Opined November 17, 2004

Usher Nonsense, Vol. 2, No. 13

SIN by Michael Murphy, Directed by Carl Forsman (
The Bald Soprano & The Lesson)

Featuring:  John Cullum (
Wilder), Dan Daily, Cynthia Darlow, Thomas Jay Ryan, Pablo
T. Schreiber  and John Leonard Thompson

Sets - Nathan Heverin (
Sixteen Wounded), Costumes - Theresa Squire (The Bald Soprano
& The Lesson), Lights - Josh Bradford

Through December 4, 2004

This is a not so very good play with very good actors.  The playwright edited the deposition
testimony from two civil suits over sexual abuse within the Catholic Church filed against Bernard
Cardinal Law.  While no allegations were placed against Law, himself, he was held up as the
person most responsible for allowing them to happen.  These transcripts were released to the
public by the presiding judge in the 2002 cases.  The playwright has taken a great deal of care to
reconstruct these events, and intersperses testimony from the parents of victims, other members
of the clergy as well as the victims themselves.

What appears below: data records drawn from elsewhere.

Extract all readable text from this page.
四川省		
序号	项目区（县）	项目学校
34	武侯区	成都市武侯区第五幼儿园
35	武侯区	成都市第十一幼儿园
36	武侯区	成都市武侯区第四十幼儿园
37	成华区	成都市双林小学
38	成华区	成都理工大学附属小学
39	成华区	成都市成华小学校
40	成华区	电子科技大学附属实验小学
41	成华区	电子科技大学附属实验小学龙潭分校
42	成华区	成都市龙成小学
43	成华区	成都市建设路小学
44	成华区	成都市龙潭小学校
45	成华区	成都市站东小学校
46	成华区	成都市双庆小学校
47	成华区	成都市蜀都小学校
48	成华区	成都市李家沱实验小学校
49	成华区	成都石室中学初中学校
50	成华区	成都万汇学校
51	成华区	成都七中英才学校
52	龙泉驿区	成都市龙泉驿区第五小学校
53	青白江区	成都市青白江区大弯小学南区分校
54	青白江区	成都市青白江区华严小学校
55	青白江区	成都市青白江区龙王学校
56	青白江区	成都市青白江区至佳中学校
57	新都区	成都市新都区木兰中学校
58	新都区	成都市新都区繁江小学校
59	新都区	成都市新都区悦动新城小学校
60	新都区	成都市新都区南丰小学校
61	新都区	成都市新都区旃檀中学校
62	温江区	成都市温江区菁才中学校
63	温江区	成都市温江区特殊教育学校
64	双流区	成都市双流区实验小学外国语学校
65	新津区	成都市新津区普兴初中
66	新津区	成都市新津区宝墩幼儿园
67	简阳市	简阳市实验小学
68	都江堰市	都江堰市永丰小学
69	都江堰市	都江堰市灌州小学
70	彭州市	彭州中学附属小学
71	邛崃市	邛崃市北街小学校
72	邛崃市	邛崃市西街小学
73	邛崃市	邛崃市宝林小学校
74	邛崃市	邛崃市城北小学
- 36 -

The latter are particularly moving as they portray a litany of abuses that stretched over decades.  
Dan Daily and Cynthia Darlow play all theses parts, with the exception of one.  They are part of
the current trend of having strong actors play a variety of roles in a production (People Be Heard,
Reckless), which reduces the budget, and gives the actors great range in a short time.  Like the
other actors in this piece – they do an excellent job.

Against these statements, the deposition is set, and while it paints a tawdry picture of Cardinal
Law, there is little dramatic structure here on which to hang your hat.  John Cullum is given the
thankless task of having to say "I don't know," I 'm not sure,"  "Someone on my staff handled
that,"  "I don't recall this letter," etc., over and over and over again.  While it clearly points out
the lack of attention paid by the Church's highest official in New England, it doesn't give Cullum,
or the actors playing lawyers, much of a back yard in which to frolic.  Too bad for us.

At the end of the play we are told that, far from punishing Law in any way, the Pope has recalled
him to Italy where he now resides as the chief mucky muck of some little office of the Catholic
Church.  Now we can imagine him not doing his job in Italian.